COVID-19 hospitalizations reach new peaks in the Bay Area


COVID-19 hospitalizations reached new peaks in the Bay Area this week, with the nine counties reporting 491 patients on Thursday, a grim number that shows the virus is re-emerging after months of restrictions and sacrifice.

One of the hot spots is Marin County, where officials are dealing with more than 1,400 cases between prisoners in San Quentin and a rapid spread in the Latino community, as essential workers in construction, food service, stores Grocery or custodial jobs contract the virus and bring the virus. It is the home of their families.

On Friday, the state added Marin to a growing 21-county watch list where cases or hospitalizations are on the rise. That list also includes Solano and Santa Clara counties. Statewide, the number of cases exceeded a quarter of a million on Friday, with 250,431 people testing positive and 6,312 deaths. The Bay Area confirmed 27,804 cases on Friday afternoon, with a death toll of 595.

Matt Willis, the Marin County Public Health Officer, helped establish an Incident Command Center in San Quentin on Friday afternoon. Standing on the prison grounds outside the warden’s office, he took stock of the latest developments. Two crises had to be controlled: a prison outbreak that could easily exploit 2,000 cases and emerging groups in low-income households that form “the backbone of the essential workforce,” he said. Many of these workers live in crowded homes because they cannot afford more space.

“When we look at the daily list, we see groups of people who share the same last name,” Willis said.

Governor Gavin Newsom established the watch list this week to reduce a period of feverish reopens.
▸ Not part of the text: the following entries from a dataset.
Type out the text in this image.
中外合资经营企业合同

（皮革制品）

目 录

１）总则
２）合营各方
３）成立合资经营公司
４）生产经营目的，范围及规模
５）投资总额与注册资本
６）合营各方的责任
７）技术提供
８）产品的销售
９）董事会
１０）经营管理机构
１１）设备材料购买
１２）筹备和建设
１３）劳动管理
He ordered counties with spiked cases to finish indoor dinners in restaurants and close movie theaters and warehouses and reinstate many of the stay-at-home orders they had raised.

“Are we opening too fast? In terms of infections, no doubt, ”said Robert Siegel, professor of microbiology and immunology at Stanford University. “We never brought the total pandemic down to a reasonable level and cut the transmission rate, which means we will deal with this for the foreseeable future.”
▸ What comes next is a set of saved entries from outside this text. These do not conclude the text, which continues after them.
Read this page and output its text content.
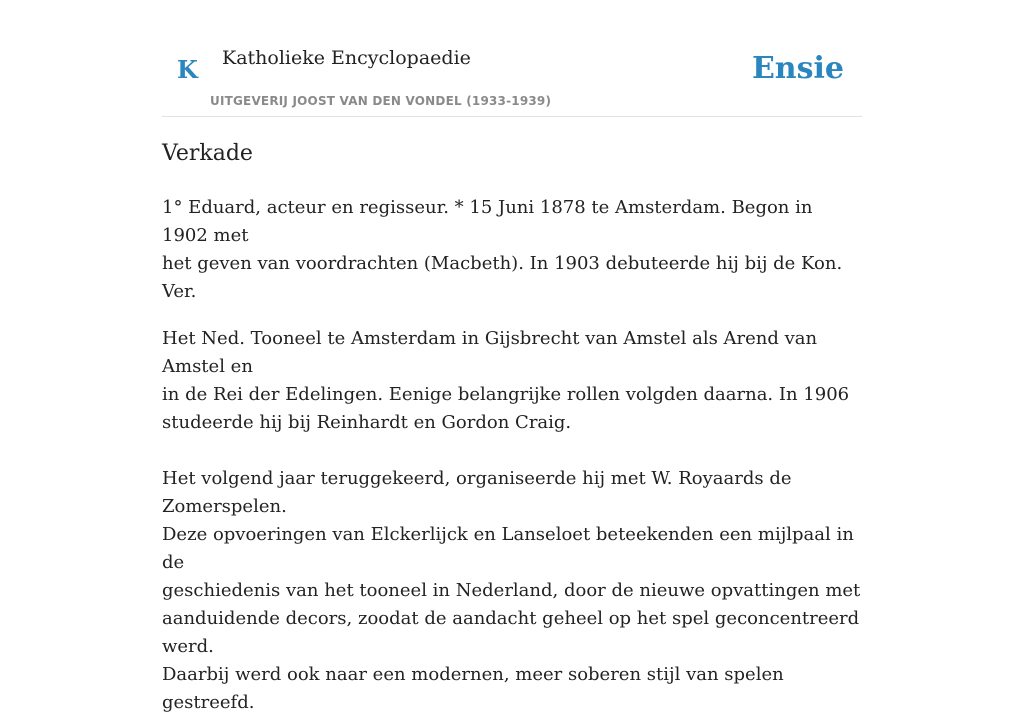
K Katholieke Encyclopaedie
UITGEVERIJ JOOST VAN DEN VONDEL (1933-1939)
Ensie
Verkade

1° Eduard, acteur en regisseur. * 15 Juni 1878 te Amsterdam. Begon in 1902 met
het geven van voordrachten (Macbeth). In 1903 debuteerde hij bij de Kon. Ver.

Het Ned. Tooneel te Amsterdam in Gijsbrecht van Amstel als Arend van Amstel en
in de Rei der Edelingen. Eenige belangrijke rollen volgden daarna. In 1906
studeerde hij bij Reinhardt en Gordon Craig.

Het volgend jaar teruggekeerd, organiseerde hij met W. Royaards de Zomerspelen.
Deze opvoeringen van Elckerlijck en Lanseloet beteekenden een mijlpaal in de
geschiedenis van het tooneel in Nederland, door de nieuwe opvattingen met
aanduidende decors, zoodat de aandacht geheel op het spel geconcentreerd werd.
Daarbij werd ook naar een modernen, meer soberen stijl van spelen gestreefd.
Political leaders who make decisions about reopening aren’t just thinking about infections and death, he said. They are also balancing economic, political, cultural and personal needs, all of which complicate the situation.

In Marín, officials are testing various interventions, such as income support and emergency housing to isolate essential workers who test positive. The county has received help from philanthropic groups like the Marin Community Foundation, Willis said.

The basic public health message is the same: wash your hands, wear a mask, stand six feet away.